Nothing f** works

ok il try antergos

Antergros is a distribution that bundles a very very nice installer on top of regular Arch, plus a few packages for GUI polish. It is a fantastic way to install Arch without having to go through a tedious manual procedure.

EDIT: Oh, shoulda read the rest of this thread :)

wel just tryed instaling antergros, and it dint work
visual version got stuck on 0% Resolving Dependencies both minimal and live version
i went true the terminal one and after reset it could not find the kernel
idk il try more stuff tomorow

I've long thought that Ubuntu is a really bad representative for Linux. I would rather go for Opensuse, Fedora, Manjaro, Sabayon.. Ubuntu is one of the most buggy Linux distributions that I've tried.

The driver disc you put in the drive is for WINDOWS drivers. Linux drivers are downloaded from the net or are included in the Kernel.

3 Likes

I know the problem with debian is with the installer, if you know how to manually enter your information it will work (select manual configuration when the auto config fails). The same thing happens to me.

Linux isnt bullshit lol. You're just too lazy to make it work.
I bootcamped my Mac and installed Linux.
I cant even begin to explain the driver nightmares that I had, but in the end....TOTALLY WORTH IT!
I guess Linux isnt for you if you are lazy.

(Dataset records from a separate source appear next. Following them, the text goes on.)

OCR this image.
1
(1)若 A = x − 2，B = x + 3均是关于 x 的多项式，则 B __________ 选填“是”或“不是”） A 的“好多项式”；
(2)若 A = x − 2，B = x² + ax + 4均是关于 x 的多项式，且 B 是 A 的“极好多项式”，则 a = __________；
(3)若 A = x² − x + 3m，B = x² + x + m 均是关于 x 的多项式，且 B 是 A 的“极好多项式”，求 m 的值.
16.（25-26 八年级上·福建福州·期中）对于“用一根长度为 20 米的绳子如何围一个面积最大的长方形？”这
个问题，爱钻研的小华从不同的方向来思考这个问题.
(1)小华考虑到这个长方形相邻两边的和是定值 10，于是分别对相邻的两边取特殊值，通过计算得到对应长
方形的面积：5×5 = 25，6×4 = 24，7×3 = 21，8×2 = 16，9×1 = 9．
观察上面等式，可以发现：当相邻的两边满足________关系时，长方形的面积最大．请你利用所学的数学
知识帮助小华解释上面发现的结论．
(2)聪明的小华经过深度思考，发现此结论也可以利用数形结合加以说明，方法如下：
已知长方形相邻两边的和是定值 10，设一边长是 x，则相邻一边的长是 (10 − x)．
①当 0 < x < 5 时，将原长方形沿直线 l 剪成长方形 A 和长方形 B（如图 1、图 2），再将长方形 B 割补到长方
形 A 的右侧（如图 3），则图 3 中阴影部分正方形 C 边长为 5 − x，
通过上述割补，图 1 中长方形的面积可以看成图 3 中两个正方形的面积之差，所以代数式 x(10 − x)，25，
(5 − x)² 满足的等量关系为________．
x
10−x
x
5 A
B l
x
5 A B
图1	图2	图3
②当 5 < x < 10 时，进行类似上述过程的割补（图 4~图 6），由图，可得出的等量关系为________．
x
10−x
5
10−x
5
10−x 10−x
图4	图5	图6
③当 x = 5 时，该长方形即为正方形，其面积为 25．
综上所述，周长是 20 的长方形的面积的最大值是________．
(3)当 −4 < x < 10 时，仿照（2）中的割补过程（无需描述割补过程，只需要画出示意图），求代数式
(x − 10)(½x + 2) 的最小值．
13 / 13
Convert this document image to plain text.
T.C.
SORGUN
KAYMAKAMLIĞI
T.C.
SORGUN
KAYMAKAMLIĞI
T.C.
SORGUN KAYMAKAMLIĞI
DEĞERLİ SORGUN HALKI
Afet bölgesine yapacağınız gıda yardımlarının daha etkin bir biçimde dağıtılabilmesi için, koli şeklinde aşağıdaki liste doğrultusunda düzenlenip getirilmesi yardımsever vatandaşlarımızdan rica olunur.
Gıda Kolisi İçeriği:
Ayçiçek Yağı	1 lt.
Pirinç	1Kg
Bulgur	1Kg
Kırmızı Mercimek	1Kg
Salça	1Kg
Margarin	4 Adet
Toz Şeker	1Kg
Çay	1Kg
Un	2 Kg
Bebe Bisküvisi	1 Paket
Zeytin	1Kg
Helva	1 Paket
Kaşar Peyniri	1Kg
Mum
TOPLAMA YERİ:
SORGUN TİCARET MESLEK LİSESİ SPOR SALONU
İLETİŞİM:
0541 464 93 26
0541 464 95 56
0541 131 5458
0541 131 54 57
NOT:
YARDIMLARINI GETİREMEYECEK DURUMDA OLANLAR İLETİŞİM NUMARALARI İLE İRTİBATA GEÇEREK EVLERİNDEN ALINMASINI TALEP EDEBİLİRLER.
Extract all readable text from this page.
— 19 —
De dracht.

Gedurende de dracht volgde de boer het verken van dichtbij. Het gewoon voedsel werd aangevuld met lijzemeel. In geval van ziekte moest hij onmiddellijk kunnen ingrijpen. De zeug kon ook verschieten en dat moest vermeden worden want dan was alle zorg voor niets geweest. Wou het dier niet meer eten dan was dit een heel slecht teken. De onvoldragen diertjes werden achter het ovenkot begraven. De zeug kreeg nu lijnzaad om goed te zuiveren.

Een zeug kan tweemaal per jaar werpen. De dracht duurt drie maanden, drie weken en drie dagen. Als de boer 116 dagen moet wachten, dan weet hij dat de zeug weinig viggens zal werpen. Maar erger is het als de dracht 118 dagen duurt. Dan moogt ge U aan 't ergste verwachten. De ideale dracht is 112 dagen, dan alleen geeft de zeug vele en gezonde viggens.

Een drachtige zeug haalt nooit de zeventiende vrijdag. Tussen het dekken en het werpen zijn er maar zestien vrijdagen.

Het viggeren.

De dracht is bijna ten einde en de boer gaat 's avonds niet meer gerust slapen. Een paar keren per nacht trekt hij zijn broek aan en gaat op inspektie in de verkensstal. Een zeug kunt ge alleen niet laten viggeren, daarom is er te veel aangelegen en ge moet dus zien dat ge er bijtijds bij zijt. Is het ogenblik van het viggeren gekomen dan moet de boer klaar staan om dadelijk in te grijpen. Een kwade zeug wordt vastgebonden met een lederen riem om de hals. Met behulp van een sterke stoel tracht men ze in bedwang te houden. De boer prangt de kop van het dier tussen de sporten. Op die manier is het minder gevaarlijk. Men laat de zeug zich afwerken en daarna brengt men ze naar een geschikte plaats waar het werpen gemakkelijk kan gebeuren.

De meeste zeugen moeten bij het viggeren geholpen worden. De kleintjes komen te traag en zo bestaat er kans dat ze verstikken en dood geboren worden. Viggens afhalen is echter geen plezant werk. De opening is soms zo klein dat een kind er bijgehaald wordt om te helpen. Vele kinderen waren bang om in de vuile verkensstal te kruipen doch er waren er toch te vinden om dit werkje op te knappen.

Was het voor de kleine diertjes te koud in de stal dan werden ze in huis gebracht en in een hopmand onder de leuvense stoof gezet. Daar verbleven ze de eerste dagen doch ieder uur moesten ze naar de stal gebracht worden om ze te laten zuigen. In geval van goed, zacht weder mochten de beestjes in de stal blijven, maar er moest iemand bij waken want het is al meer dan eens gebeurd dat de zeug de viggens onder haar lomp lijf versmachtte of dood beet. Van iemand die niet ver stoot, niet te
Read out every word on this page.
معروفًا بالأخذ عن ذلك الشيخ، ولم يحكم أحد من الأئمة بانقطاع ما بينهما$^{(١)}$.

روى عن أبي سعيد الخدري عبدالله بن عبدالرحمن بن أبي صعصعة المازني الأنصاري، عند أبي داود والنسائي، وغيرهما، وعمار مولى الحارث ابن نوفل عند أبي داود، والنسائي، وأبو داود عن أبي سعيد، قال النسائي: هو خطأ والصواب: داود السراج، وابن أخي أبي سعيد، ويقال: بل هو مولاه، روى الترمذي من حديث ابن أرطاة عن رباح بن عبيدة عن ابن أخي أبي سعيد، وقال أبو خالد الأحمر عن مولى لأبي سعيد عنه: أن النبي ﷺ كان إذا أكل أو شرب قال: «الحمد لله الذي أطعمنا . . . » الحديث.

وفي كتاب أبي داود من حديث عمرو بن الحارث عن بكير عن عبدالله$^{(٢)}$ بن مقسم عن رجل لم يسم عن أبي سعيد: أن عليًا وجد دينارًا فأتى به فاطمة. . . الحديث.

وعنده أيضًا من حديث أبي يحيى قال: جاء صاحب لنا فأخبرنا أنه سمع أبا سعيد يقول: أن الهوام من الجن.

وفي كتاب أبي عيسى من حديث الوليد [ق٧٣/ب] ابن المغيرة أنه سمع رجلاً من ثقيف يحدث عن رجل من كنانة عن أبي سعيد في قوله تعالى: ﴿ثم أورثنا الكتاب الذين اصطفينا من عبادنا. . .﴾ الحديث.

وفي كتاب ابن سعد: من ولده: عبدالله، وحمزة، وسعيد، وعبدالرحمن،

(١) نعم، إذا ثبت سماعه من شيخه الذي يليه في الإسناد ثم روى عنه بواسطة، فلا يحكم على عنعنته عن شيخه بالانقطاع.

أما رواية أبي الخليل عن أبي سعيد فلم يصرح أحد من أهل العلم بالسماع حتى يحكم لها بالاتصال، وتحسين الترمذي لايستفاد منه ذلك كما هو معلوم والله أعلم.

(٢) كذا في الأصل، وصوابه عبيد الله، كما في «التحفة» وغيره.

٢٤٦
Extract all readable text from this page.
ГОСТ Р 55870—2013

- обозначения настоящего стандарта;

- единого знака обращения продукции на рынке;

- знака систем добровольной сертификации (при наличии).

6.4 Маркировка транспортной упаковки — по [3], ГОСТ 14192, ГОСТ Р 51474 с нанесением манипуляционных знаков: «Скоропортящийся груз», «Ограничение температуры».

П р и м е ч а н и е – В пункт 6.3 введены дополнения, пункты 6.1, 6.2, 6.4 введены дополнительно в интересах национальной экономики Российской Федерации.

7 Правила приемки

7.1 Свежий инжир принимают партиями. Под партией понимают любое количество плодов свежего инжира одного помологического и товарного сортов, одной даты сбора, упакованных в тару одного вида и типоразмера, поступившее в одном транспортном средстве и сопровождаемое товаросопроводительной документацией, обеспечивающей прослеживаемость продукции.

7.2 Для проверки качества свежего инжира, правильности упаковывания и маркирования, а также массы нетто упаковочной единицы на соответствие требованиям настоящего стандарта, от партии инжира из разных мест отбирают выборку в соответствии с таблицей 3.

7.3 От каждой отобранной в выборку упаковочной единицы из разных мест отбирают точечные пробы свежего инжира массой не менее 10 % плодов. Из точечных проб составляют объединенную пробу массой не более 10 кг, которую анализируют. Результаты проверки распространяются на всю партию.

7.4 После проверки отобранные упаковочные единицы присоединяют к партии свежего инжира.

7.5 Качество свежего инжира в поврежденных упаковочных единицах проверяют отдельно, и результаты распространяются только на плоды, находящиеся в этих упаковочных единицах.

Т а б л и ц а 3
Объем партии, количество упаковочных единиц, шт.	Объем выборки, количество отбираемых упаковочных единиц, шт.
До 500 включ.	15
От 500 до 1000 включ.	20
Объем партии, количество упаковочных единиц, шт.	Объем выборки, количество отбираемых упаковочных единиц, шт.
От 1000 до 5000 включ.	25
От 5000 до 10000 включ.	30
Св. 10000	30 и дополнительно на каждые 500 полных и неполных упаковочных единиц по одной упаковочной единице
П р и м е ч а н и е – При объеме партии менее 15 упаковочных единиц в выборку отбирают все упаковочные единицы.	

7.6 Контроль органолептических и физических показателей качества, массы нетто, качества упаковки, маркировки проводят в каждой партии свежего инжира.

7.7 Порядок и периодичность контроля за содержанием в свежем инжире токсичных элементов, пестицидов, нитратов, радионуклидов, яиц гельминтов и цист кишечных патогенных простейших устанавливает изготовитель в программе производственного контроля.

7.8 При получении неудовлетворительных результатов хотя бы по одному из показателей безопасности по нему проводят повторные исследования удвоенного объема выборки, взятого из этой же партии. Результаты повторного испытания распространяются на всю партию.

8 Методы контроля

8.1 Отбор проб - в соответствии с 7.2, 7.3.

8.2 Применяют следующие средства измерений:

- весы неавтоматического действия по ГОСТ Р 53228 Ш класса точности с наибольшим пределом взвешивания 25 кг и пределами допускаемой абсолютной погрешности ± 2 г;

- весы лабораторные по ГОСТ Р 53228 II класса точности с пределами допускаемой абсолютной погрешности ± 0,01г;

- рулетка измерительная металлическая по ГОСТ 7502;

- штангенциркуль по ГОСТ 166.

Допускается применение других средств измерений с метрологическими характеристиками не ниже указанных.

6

If you're willing to put in a few hours to make it work, it will be epic!

2 Likes

Not wanting to put few hours into making the system have basic functionality doesn't make one "lazy".

@Katoolsie LAZY?!!!
wtf i tryed every freaking thing i could and im still cruincing at it
what suposed to be an hour of instalation is turning into 2 days fiddeling. im still freaking trying to solve it.
im going more then any normal consumer would go true, who would already have given up long ago.

anyway back on the antergos, i tryed to install it using the normal visual installer wich got stuck on 0% (i ran it for 1 hour just to be save it wasnt just the graphics froze or somthing)
tryed the cli multiple times now with diferent partition configurations (some worked some gave errors)
now i get this. after succesfull install restart and enter grub and select the os i get this error:

error: no such device: ad4103fa-d940-47ca-8506-301d8071d467.
loading linux core repo kernel ...
error: no such partition.
loading initial ramdisk ...
error: you need to load the kernel first.

press any key to continue..._

wel fuck, try to figure that one out, somthing with grub and osprober conflicting
im willing to solve it, but idk how to though, type in 10 random comands edit a file in nano and pray u dint fuck it up?

almoust found a solution, needs to edit and save a file thats protected and cant be changed ...
i tryed the hole sudo thing but its still not giving me premision to save it

Why did you even post here if you don't want to help get @adekto going?

What file? grub.cfg? You can actually edit straight from the grub boot menu. (Won't save changes, but helps trying this) I don't recall at the moment how to, I'll edit this post shortly.

https://help.ubuntu.com/community/Grub2#Hidden

Hold SHIFT while booting to get the boot menu if it is hidden. Press "e" to edit one of the boot entries to change things like /dev/hd1 or /dev/sda or whatever, and then you hit like CTRL X or something to try boot it.


Anyways, it sounds like your computer just isn't letting Linux see the harddrives. UEFI problem?

ok found how to get root access and change the file
at least i solved the first error of the problem

error: no such device: ad4103fa-d940-47ca-8506-301d8071d467.

is now gone
the ad4103fa-d940-47ca-8506-301d8071d467 was a none existing partition on the drive and i replaced it with the root partition

but now i got this:

loading linux core repo kernel ...
error: file '/boot/vmlinuz-linux' not found.
loading initial ramdisk ...
error: you need to load the kernel first.

checking the folder it mentions /boot is totally empty

That is probably the UUID of your drive. Basically it's saying "There's no hard drive."

@Lyam_Witherow thats correct no hard drive partition with that UUID atleast, i had to change those, but that part i kinda fixed now i think

Frick. Check to see that it's pointing to the right partition. If you're pointing at the drive and you know it has everything installed on it, then it's most likely the case.

(easiest way to do that is to boot from LiveCD or USB and take a look)

i set it to the root partition UUID i just checked

@adekto Either it's looking for the wrong Linux kernel or there is no kernel in /boot/ which would explain that issue.

In all honesty though, it should be configured correctly automagically in the first place. Maybe I've been spoiled?

well i did everything i could do in the setup cli program, and that had no sign of errors so im not sure whats going on. is there anything i have to look for? i do find it odd that it had to make these 3 partition boot root and home

Linux takes a lot of patience with many things.
I have had many problems in installing and running linux and most times its for the stupiest of things, it is in fact a hard love
But if you are interested in it and want to progress you just got to keep trying and failing and punching the table
Good luck :)

@Afactxx thank you sir, il try some more
but to be honest i would not recommend linux to any sane person at this point.